The truth is I could write a lengthy article about each of these questions. But today I would like to share some industry knowledge with you about design and budgeting, a subject that I am very passionate about. In some ways, I feel like our industry does a disservice to homeowners when it comes to design. Over the years, there has been very little attempt to educate the public about the best approach to design and budgeting. What little information is out there seems to be always missing a key component.
I like to think of it as a three-legged stool. The best approach to developing a good design and a realistic budget is to form a team of three: you the homeowner, the designer and the contractor. In most cases, if you leave any of these legs out of the process, you’ll find yourself very frustrated and aggravated. We often sit with clients who bring forth a set of really nice plans that were developed with the help of an architect or designer. The plans are generally awesome and the owner tends to be really attached to them. But the problem we run into, more often than not, is that to truly build out the new design, the cost is much higher than the budget the homeowner had in mind. Thus, they either have to start the process over or choose not to move forward with the project – which leads to a loss of the money invested in the design and, understandably, major frustration.
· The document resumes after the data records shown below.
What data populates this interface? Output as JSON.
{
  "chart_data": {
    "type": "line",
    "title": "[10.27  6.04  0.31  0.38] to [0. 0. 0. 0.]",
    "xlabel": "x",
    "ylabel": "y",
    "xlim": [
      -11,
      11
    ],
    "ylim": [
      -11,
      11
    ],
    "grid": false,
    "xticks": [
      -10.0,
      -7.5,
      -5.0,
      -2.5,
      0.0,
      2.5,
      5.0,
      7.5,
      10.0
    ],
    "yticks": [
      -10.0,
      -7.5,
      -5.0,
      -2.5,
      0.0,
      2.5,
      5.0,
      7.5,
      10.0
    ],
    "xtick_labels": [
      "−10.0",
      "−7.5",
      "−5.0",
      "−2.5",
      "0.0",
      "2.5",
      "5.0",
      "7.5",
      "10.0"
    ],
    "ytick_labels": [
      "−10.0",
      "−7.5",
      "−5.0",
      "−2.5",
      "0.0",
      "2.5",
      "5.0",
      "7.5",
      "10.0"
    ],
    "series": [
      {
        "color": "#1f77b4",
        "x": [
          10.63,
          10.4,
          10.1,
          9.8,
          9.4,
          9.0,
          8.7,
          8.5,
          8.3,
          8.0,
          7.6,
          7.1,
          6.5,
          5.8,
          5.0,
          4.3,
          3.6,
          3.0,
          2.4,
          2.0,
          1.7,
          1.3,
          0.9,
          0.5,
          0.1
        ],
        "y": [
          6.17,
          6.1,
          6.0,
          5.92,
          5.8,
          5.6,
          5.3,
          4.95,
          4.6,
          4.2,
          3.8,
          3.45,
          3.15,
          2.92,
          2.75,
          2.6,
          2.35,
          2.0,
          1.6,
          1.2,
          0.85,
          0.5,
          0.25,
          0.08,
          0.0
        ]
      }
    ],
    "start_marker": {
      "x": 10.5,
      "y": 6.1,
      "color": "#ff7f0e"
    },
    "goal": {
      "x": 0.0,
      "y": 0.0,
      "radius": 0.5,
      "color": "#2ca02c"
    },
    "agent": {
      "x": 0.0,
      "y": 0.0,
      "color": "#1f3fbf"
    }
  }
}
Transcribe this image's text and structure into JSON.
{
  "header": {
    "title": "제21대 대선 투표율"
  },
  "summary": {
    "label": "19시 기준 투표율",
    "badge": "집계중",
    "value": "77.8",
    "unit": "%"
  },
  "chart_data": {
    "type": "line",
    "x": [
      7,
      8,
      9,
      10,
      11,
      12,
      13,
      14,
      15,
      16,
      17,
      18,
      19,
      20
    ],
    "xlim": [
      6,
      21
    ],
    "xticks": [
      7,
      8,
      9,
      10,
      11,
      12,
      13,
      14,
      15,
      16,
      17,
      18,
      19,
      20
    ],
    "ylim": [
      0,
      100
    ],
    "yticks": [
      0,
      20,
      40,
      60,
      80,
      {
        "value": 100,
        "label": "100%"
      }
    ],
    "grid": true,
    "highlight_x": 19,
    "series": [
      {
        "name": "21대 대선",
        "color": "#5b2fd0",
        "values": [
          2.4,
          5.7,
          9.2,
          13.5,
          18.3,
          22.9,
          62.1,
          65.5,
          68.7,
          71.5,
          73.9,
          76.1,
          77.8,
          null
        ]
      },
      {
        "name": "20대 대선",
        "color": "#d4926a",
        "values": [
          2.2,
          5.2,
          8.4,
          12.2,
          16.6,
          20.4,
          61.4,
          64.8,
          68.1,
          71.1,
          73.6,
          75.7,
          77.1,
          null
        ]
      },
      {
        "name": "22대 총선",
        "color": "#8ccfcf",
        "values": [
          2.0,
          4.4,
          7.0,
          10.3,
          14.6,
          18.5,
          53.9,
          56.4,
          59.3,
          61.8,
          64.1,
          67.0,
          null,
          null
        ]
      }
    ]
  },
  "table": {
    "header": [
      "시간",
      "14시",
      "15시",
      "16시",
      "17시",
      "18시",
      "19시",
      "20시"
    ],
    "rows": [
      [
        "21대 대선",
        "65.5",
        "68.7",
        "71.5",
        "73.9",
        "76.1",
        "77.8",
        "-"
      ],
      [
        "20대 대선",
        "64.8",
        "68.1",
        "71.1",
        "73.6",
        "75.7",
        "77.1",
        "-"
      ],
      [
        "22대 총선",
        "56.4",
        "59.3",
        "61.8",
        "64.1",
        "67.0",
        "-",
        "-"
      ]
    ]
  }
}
This is not to place blame on the independent designer or contractor, as they are obviously a valuable member of the team. On the contrary, it’s an illustration of what happens when one leg of the stool (the contractor) is left out.
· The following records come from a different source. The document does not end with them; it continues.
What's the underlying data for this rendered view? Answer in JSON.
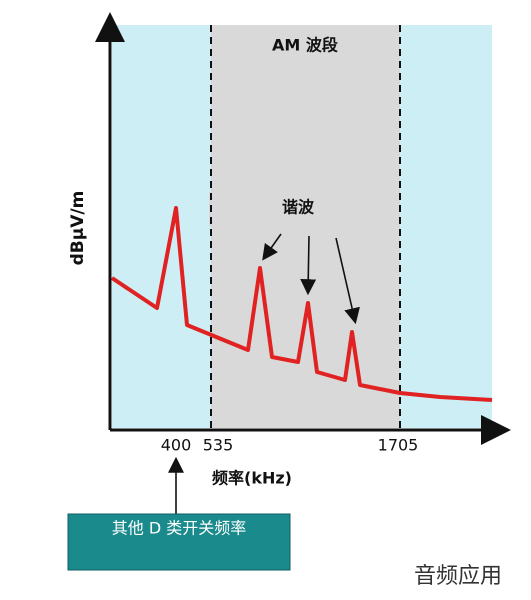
{
  "band_label": "AM 波段",
  "y_axis_label": "dBμV/m",
  "x_axis_label": "频率(kHz)",
  "x_tick_labels": [
    "400",
    "535",
    "1705"
  ],
  "annotation": "谐波",
  "callout": "其他 D 类开关频率",
  "watermark": "音频应用"
}
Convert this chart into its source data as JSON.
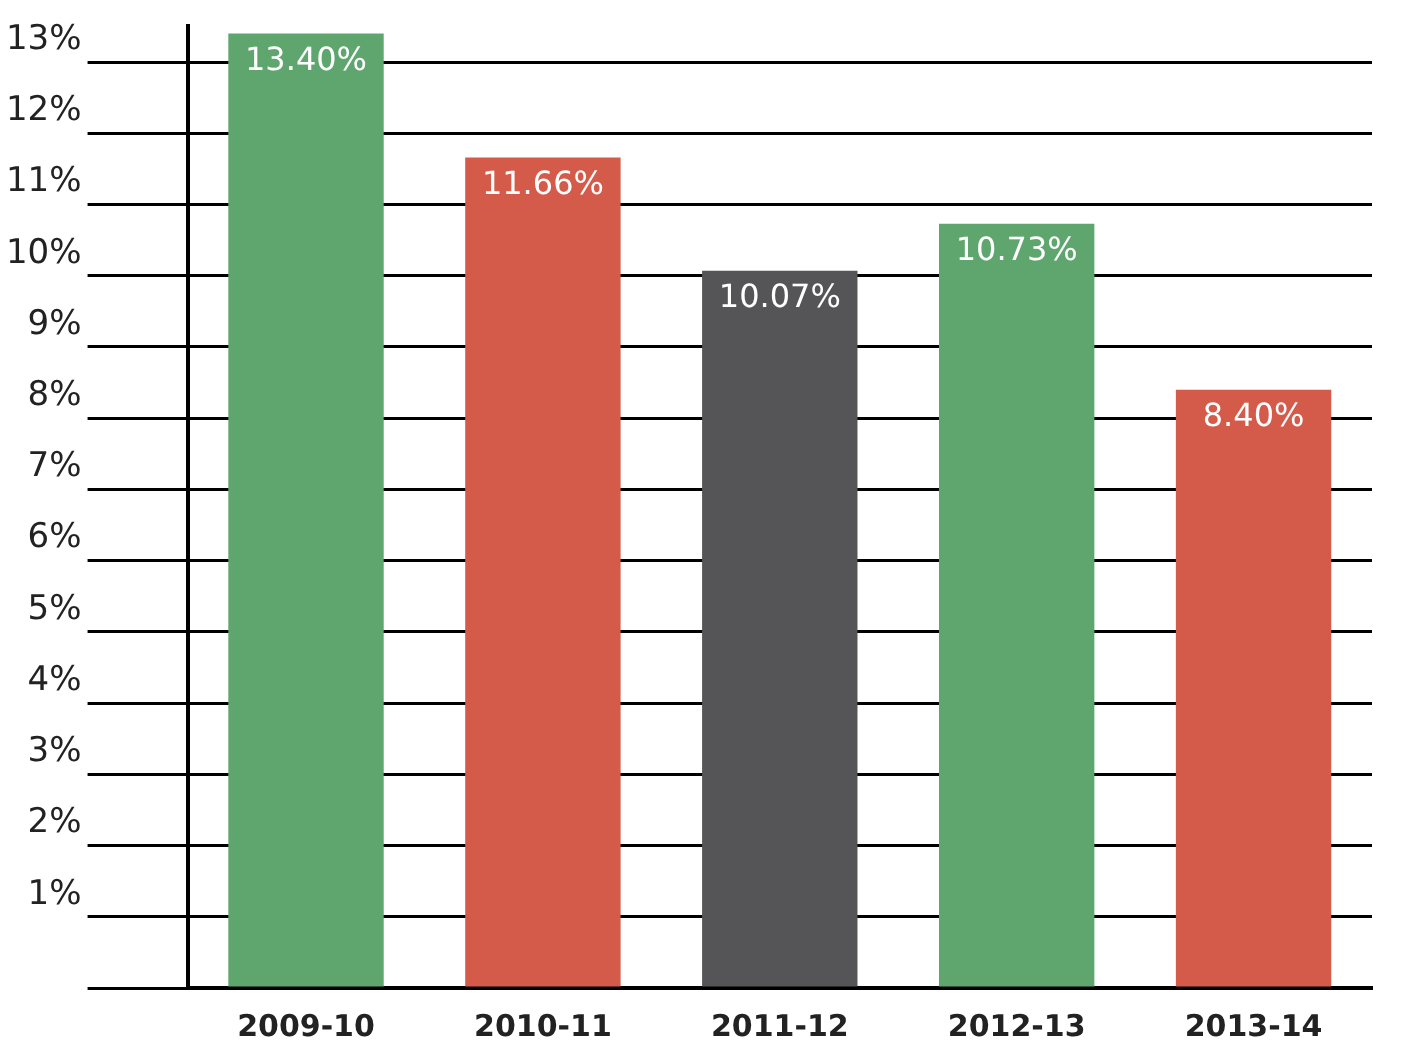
{
  "chart_data": {
    "type": "bar",
    "categories": [
      "2009-10",
      "2010-11",
      "2011-12",
      "2012-13",
      "2013-14"
    ],
    "values": [
      13.4,
      11.66,
      10.07,
      10.73,
      8.4
    ],
    "colors": [
      "#5fa66e",
      "#d45a4a",
      "#555557",
      "#5fa66e",
      "#d45a4a"
    ],
    "value_labels": [
      "13.40%",
      "11.66%",
      "10.07%",
      "10.73%",
      "8.40%"
    ],
    "ylim": [
      0,
      13.5
    ],
    "yticks": [
      {
        "value": 0,
        "label": null
      },
      {
        "value": 1,
        "label": "1%"
      },
      {
        "value": 2,
        "label": "2%"
      },
      {
        "value": 3,
        "label": "3%"
      },
      {
        "value": 4,
        "label": "4%"
      },
      {
        "value": 5,
        "label": "5%"
      },
      {
        "value": 6,
        "label": "6%"
      },
      {
        "value": 7,
        "label": "7%"
      },
      {
        "value": 8,
        "label": "8%"
      },
      {
        "value": 9,
        "label": "9%"
      },
      {
        "value": 10,
        "label": "10%"
      },
      {
        "value": 11,
        "label": "11%"
      },
      {
        "value": 12,
        "label": "12%"
      },
      {
        "value": 13,
        "label": "13%"
      }
    ],
    "grid": "y"
  }
}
One really sound three-legged stool could be referred to as Design-Build. Design-Build is an approach where the project’s design and construction are contracted and executed from a single source. With that combination, the design-build firm’s expertise in project management and the creativity and skill of the architects and designers, this approach provides many advantages to you as a homeowner.
The Design-Build Institute of America (DBIA) has identified a number of advantages to design-build over traditional design-bid-build: “This simple but fundamental difference saves money and time by transforming the relationship between designers and builders into an alliance which fosters collaboration and teamwork.”
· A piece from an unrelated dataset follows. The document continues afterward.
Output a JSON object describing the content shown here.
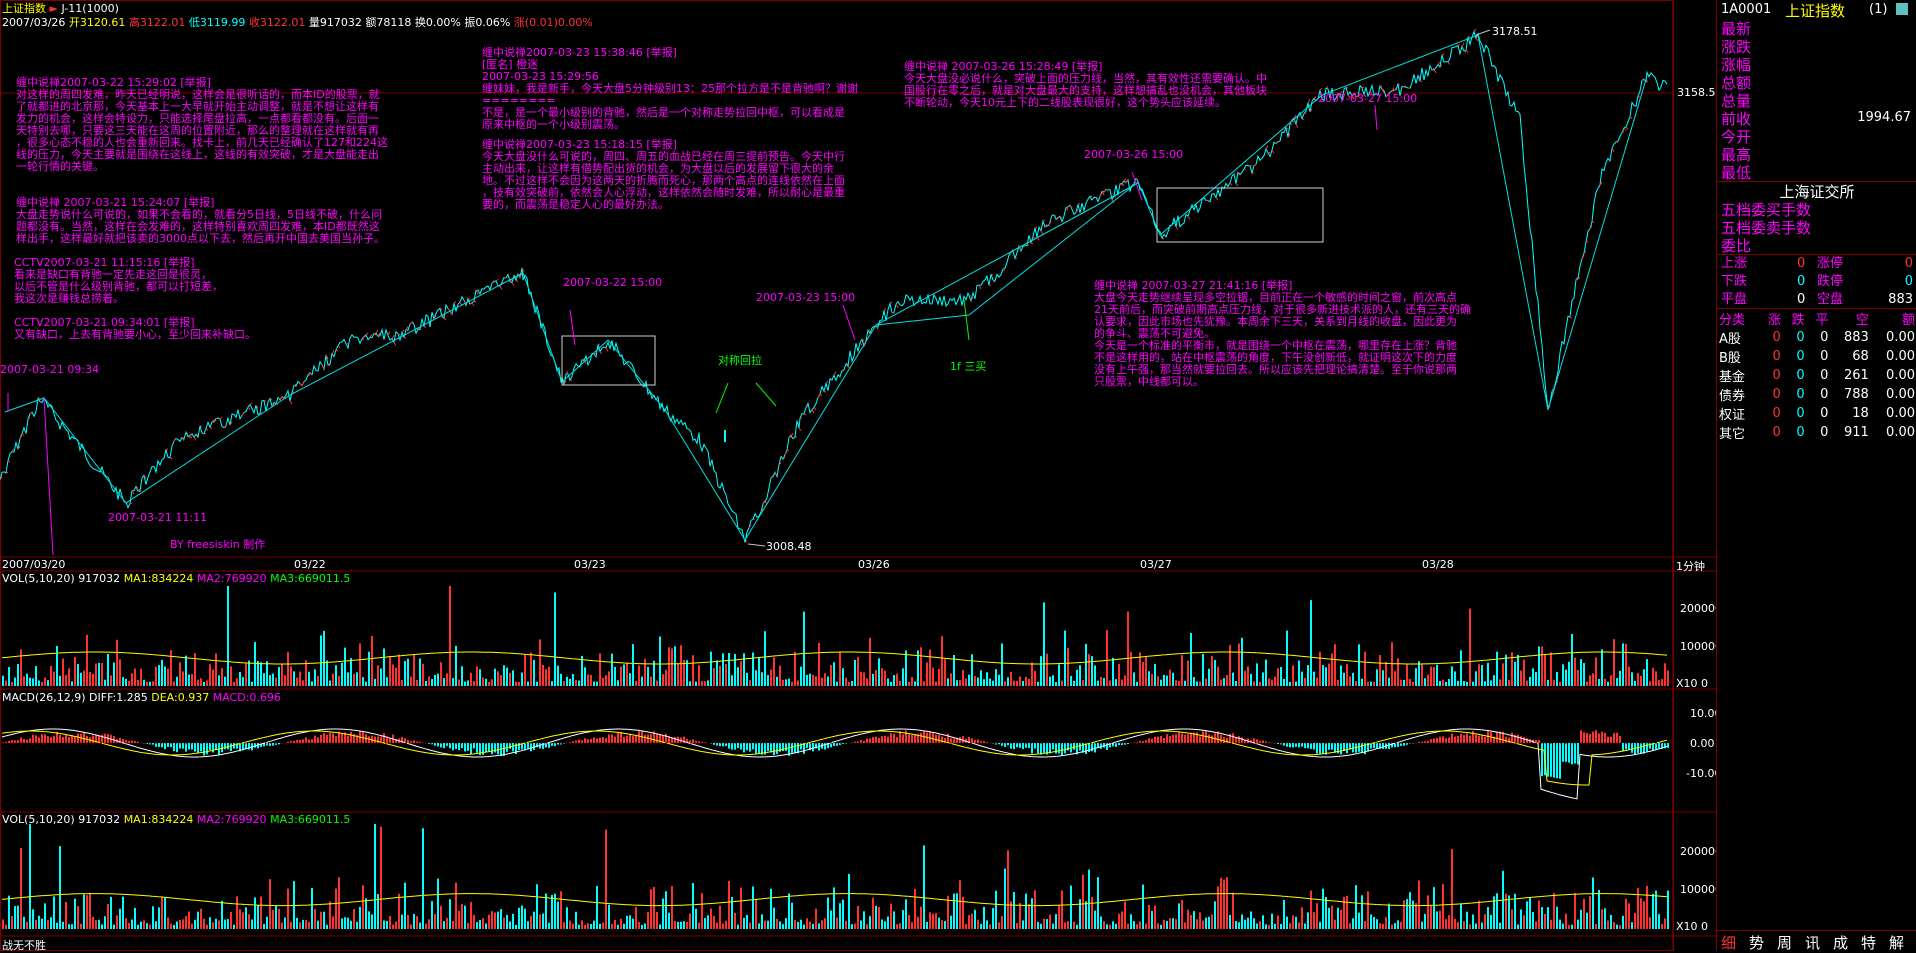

- Single Source of Responsibility: With a single source of responsibility for every aspect of a project, our clients only have to hold one company accountable. No questions and no finger pointing. With the collaborative team of architect, designers, builder and owner, we can assure your project goals are met.
- Trust: Trust and rapport are built between the owner and builder from the onset of the process.
- Reduce uncertainty: The project design and budget are developed simultaneously to reduce risk and uncertainty.
- Trade Walk-Throughs: Trade walk-throughs help to define the scope of work and uncover existing conditions that affect the design and overall cost of the project.
- Save Time: A collaborative team approach will significantly reduce the amount of time from concept to completion and reduce redesign and rework.
- Save Money: This process uncovers key cost and provides the best priced solutions for your remodel.
If you are not certain or don’t see the value of a design-build approach and choose to hire your own designer or architect, do yourself a huge favor and get a contractor involved early in the process. Partner with a contractor you can trust and he can be an asset to developing the design and the budget for the project as you go along.
So this process might just be a bit more complex than purchasing some new tires for your trailer, but the point is the same. When trying to make financial decisions when in unfamiliar territory, it’s best to consult with a trustworthy, experienced and knowledgeable source like my friendly Goodyear Tire salesman in southwest Michigan.